LAGOS, Nigeria—The last time a leader of an opposition party in Nigeria rejected the results of the country’s presidential election, nearly eight years ago, hundreds of people were killed and tens of thousands displaced in the ensuing violence. Now there are fears of a similar scenario unfolding as Atiku Abubakar, a former vice president long tainted by corruption allegations, heads to court to challenge the outcome of the Feb. 23 election that President Muhammadu Buhari easily won.

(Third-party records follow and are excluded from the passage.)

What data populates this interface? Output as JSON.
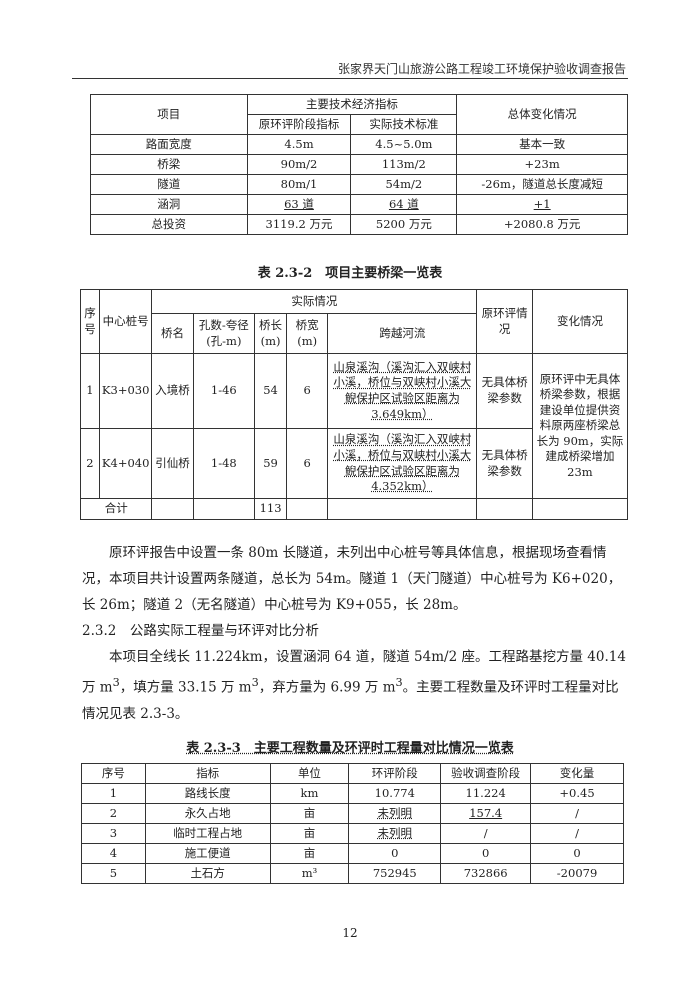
{
  "header": {
    "title": "张家界天门山旅游公路工程竣工环境保护验收调查报告"
  },
  "table1": {
    "h_item": "项目",
    "h_group": "主要技术经济指标",
    "h_orig": "原环评阶段指标",
    "h_actual": "实际技术标准",
    "h_change": "总体变化情况",
    "rows": [
      [
        "路面宽度",
        "4.5m",
        "4.5~5.0m",
        "基本一致"
      ],
      [
        "桥梁",
        "90m/2",
        "113m/2",
        "+23m"
      ],
      [
        "隧道",
        "80m/1",
        "54m/2",
        "-26m，隧道总长度减短"
      ],
      [
        "涵洞",
        "63 道",
        "64 道",
        "+1"
      ],
      [
        "总投资",
        "3119.2 万元",
        "5200 万元",
        "+2080.8 万元"
      ]
    ]
  },
  "table2": {
    "caption": "表 2.3-2　项目主要桥梁一览表",
    "h_no": "序号",
    "h_stake": "中心桩号",
    "h_actual": "实际情况",
    "h_name": "桥名",
    "h_span": "孔数-夸径(孔-m)",
    "h_len": "桥长(m)",
    "h_width": "桥宽(m)",
    "h_river": "跨越河流",
    "h_orig": "原环评情况",
    "h_change": "变化情况",
    "rows": [
      {
        "no": "1",
        "stake": "K3+030",
        "name": "入境桥",
        "span": "1-46",
        "len": "54",
        "width": "6",
        "river": "山泉溪沟（溪沟汇入双峡村小溪，桥位与双峡村小溪大鲵保护区试验区距离为3.649km）",
        "orig": "无具体桥梁参数"
      },
      {
        "no": "2",
        "stake": "K4+040",
        "name": "引仙桥",
        "span": "1-48",
        "len": "59",
        "width": "6",
        "river": "山泉溪沟（溪沟汇入双峡村小溪，桥位与双峡村小溪大鲵保护区试验区距离为4.352km）",
        "orig": "无具体桥梁参数"
      }
    ],
    "change": "原环评中无具体桥梁参数，根据建设单位提供资料原两座桥梁总长为 90m，实际建成桥梁增加 23m",
    "total_label": "合计",
    "total_len": "113"
  },
  "body": {
    "p1": "原环评报告中设置一条 80m 长隧道，未列出中心桩号等具体信息，根据现场查看情况，本项目共计设置两条隧道，总长为 54m。隧道 1（天门隧道）中心桩号为 K6+020，长 26m；隧道 2（无名隧道）中心桩号为 K9+055，长 28m。",
    "section": "2.3.2　公路实际工程量与环评对比分析",
    "p2a": "本项目全线长 11.224km，设置涵洞 64 道，隧道 54m/2 座。工程路基挖方量 40.14 万 m",
    "p2b": "，填方量 33.15 万 m",
    "p2c": "，弃方量为 6.99 万 m",
    "p2d": "。主要工程数量及环评时工程量对比情况见表 2.3-3。",
    "sup": "3"
  },
  "table3": {
    "caption": "表 2.3-3　主要工程数量及环评时工程量对比情况一览表",
    "headers": [
      "序号",
      "指标",
      "单位",
      "环评阶段",
      "验收调查阶段",
      "变化量"
    ],
    "rows": [
      [
        "1",
        "路线长度",
        "km",
        "10.774",
        "11.224",
        "+0.45"
      ],
      [
        "2",
        "永久占地",
        "亩",
        "未列明",
        "157.4",
        "/"
      ],
      [
        "3",
        "临时工程占地",
        "亩",
        "未列明",
        "/",
        "/"
      ],
      [
        "4",
        "施工便道",
        "亩",
        "0",
        "0",
        "0"
      ],
      [
        "5",
        "土石方",
        "m³",
        "752945",
        "732866",
        "-20079"
      ]
    ]
  },
  "page_number": "12"
}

Atiku, as Abubakar is widely known in Nigeria, lost by nearly 4 million votes, with 11,262,978 against Buhari’s 15,191,847. He and his supporters dispute the claim by Nigeria’s Independent National Electoral Commission that voter turnout was higher in the northeastern states of Borno and Yobe, where Buhari won handsomely, than in any other part of the country, arguing that frequent deadly attacks by the militant group Boko Haram, including on Election Day, would have made it impossible for people to turn out en masse. They are also claiming that the vote totals from Kano, Kaduna, Kebbi and Katsina states, where the president won by more than 2 million votes, were hugely inflated.
“One obvious red flag is the statistical impossibility of states ravaged by the war on terror generating much higher voter turnouts than peaceful states,” Atiku said in a statement after the electoral commission released the official results. “The suppressed votes in my strongholds are so apparent and amateurish that I am ashamed as a Nigerian that such could be allowed to happen.”